The Mudcat Café TM
Thread #122508 Message #2690172
Posted By: Jack Blandiver
30-Jul-09 - 04:41 AM
Thread Name: Folklore: What is Folklore?
Subject: RE: Folklore: What is Folklore?
A lot of the problem stems from the gap between popular perceptions of folklore and the current state of folkloric studies in academia to which few have access. Bob Trubshaw wrote his Explore Folklore (Heart of Albion, 2002) as a means of somehow bridging this gap, by looking at the fascinating developments in the study of folklore in the last twenty-or-so years as few books about British folklore and folk customs reflect these exciting new approaches. It's a field in constant flux basically, and some seven years on from publication I dare say it's pretty dated, but remains a fascinating read that confirms much of my own feelings on the matter, with respect of customary practice, community and belief.
Human reality has always fascinated me - hence my 1954 and All That thread which deals with the pragmatics of actual usage, rather than a definition which may, or may not, cover it in terms of an orthodox reading. Fact remains folk covers a multitude of actualities, whether we like it or not. Personally, I'm torn between my come-all-ye drunken hearty self, and my reserved intolerant traddy purist self, but - when in Rome... Folklore is very different in that revival effectively kills it stone dead; folklore is part & parcel of any human community, and is mutable & transitory by default. When did way-side shrines become such a feature of the British roadside? Likewise the degree to which graves are decorated & venerated. It seems as we move into secularism, then our need to venerate the dead becomes ever more acute, especially compared with the sobriety of even twenty years ago. Children's graves are especially poignant in this respect.

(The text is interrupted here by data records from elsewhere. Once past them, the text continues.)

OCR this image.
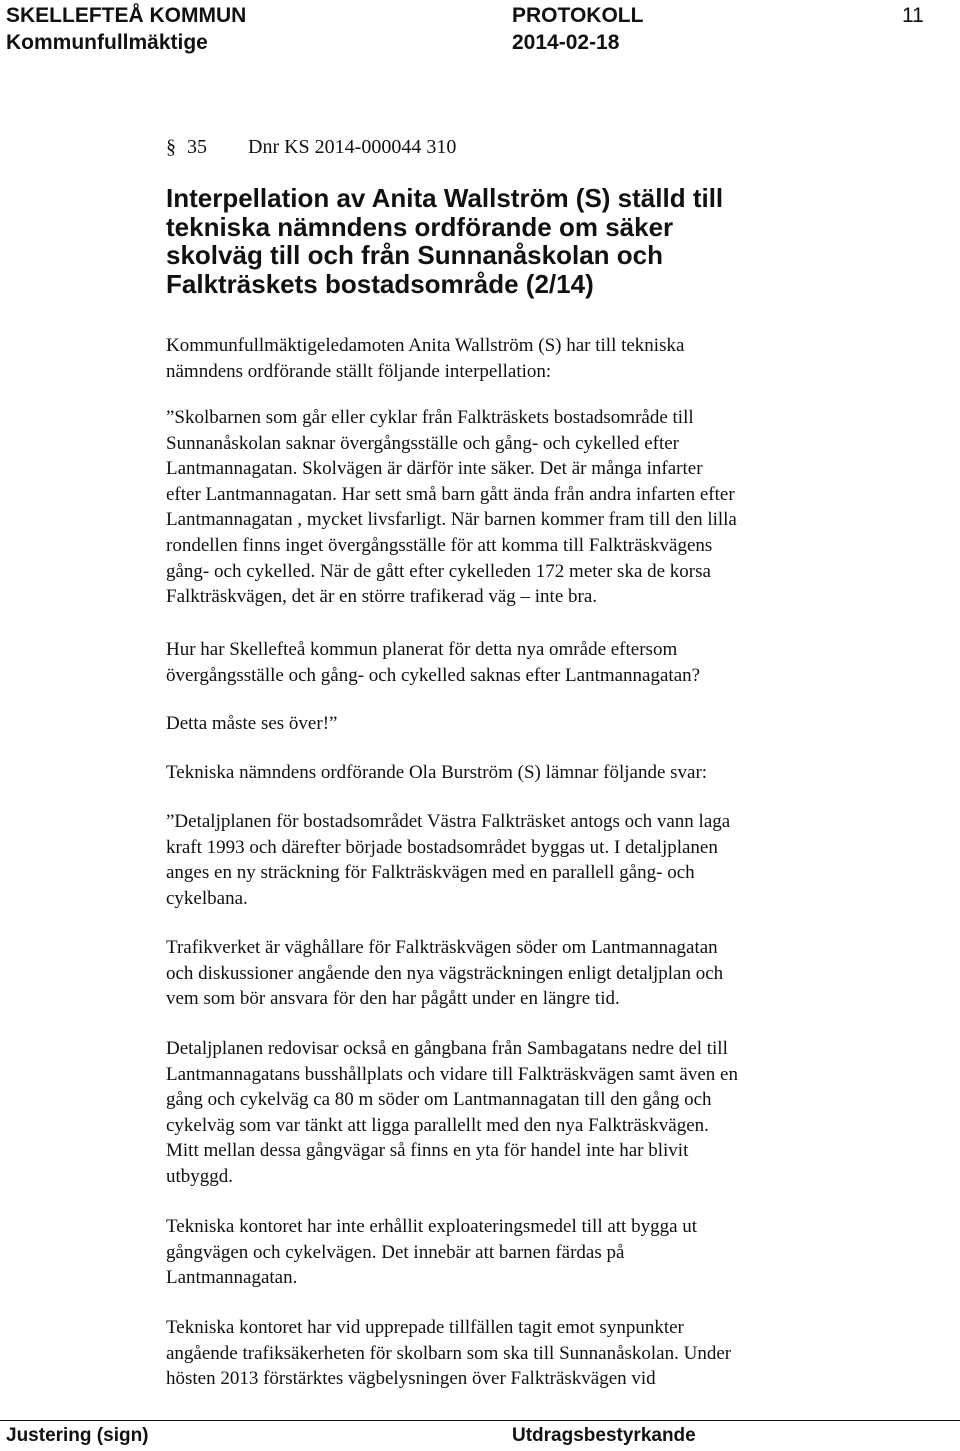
SKELLEFTEÅ KOMMUN
Kommunfullmäktige
PROTOKOLL
2014-02-18
11
§ 35 Dnr KS 2014-000044 310
Interpellation av Anita Wallström (S) ställd till
tekniska nämndens ordförande om säker
skolväg till och från Sunnanåskolan och
Falkträskets bostadsområde (2/14)
Kommunfullmäktigeledamoten Anita Wallström (S) har till tekniska
nämndens ordförande ställt följande interpellation:
”Skolbarnen som går eller cyklar från Falkträskets bostadsområde till
Sunnanåskolan saknar övergångsställe och gång- och cykelled efter
Lantmannagatan. Skolvägen är därför inte säker. Det är många infarter
efter Lantmannagatan. Har sett små barn gått ända från andra infarten efter
Lantmannagatan , mycket livsfarligt. När barnen kommer fram till den lilla
rondellen finns inget övergångsställe för att komma till Falkträskvägens
gång- och cykelled. När de gått efter cykelleden 172 meter ska de korsa
Falkträskvägen, det är en större trafikerad väg – inte bra.
Hur har Skellefteå kommun planerat för detta nya område eftersom
övergångsställe och gång- och cykelled saknas efter Lantmannagatan?
Detta måste ses över!”
Tekniska nämndens ordförande Ola Burström (S) lämnar följande svar:
”Detaljplanen för bostadsområdet Västra Falkträsket antogs och vann laga
kraft 1993 och därefter började bostadsområdet byggas ut. I detaljplanen
anges en ny sträckning för Falkträskvägen med en parallell gång- och
cykelbana.
Trafikverket är väghållare för Falkträskvägen söder om Lantmannagatan
och diskussioner angående den nya vägsträckningen enligt detaljplan och
vem som bör ansvara för den har pågått under en längre tid.
Detaljplanen redovisar också en gångbana från Sambagatans nedre del till
Lantmannagatans busshållplats och vidare till Falkträskvägen samt även en
gång och cykelväg ca 80 m söder om Lantmannagatan till den gång och
cykelväg som var tänkt att ligga parallellt med den nya Falkträskvägen.
Mitt mellan dessa gångvägar så finns en yta för handel inte har blivit
utbyggd.
Tekniska kontoret har inte erhållit exploateringsmedel till att bygga ut
gångvägen och cykelvägen. Det innebär att barnen färdas på
Lantmannagatan.
Tekniska kontoret har vid upprepade tillfällen tagit emot synpunkter
angående trafiksäkerheten för skolbarn som ska till Sunnanåskolan. Under
hösten 2013 förstärktes vägbelysningen över Falkträskvägen vid
Justering (sign)	Utdragsbestyrkande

On other threads I've contextualised folk in terms of its humanity, and its individuality, rather than a perceived collectivity or any sort of absolutism arising therefrom, such as might be construed from E.P.Thompson's observation about folklore being born from genteel antiquarians regarding such things across a gulf of class condescension. In this sense a question like Does Folk Exist? becomes all the more urgent, given that it is not, generally speaking, the folk themselves who show an objective interest in such things - they're too busy doing them, unconsciously, to consider such things as being in some way folk. When we start doing then consciously, however, they somehow stop being folk. It is, in truth, a curious sort of alchemy!
I know people who claim to have been abducted by aliens; I know people who were social workers during the Satanic Abuse scare and were convinced it was real; I know people who believe crop Circles are the work of Extra Terrestrial Intelligence - either directly, or by inspiring the minds of the circle makers! I buy every edition of Fortean Times as I have done for years, but also recognise that the local kids who pimp their rides are doing something folkloric too; there is community, transference, ritual, custom, transformation and not a little by way of misrule. Likewise, in terms of context & occasion alone, Karaoke becomes Folk Music, though stretching an Orthodox Reading of the 1954 Definition around it might prove problematic. The Folk are still there; the same issues of life, labour, love and death remain paramount as they have done for thousands of years and, when I see the Hen Party girls out in their flamboyant liveries braving the gales of Blackpool, I see something common to the whole of human history. I don't point my camera at them though, experience having taught me that will just result in a multiple exposure by way of a greater misrule, after which they go home and get on with the business of living their lives, as we all must.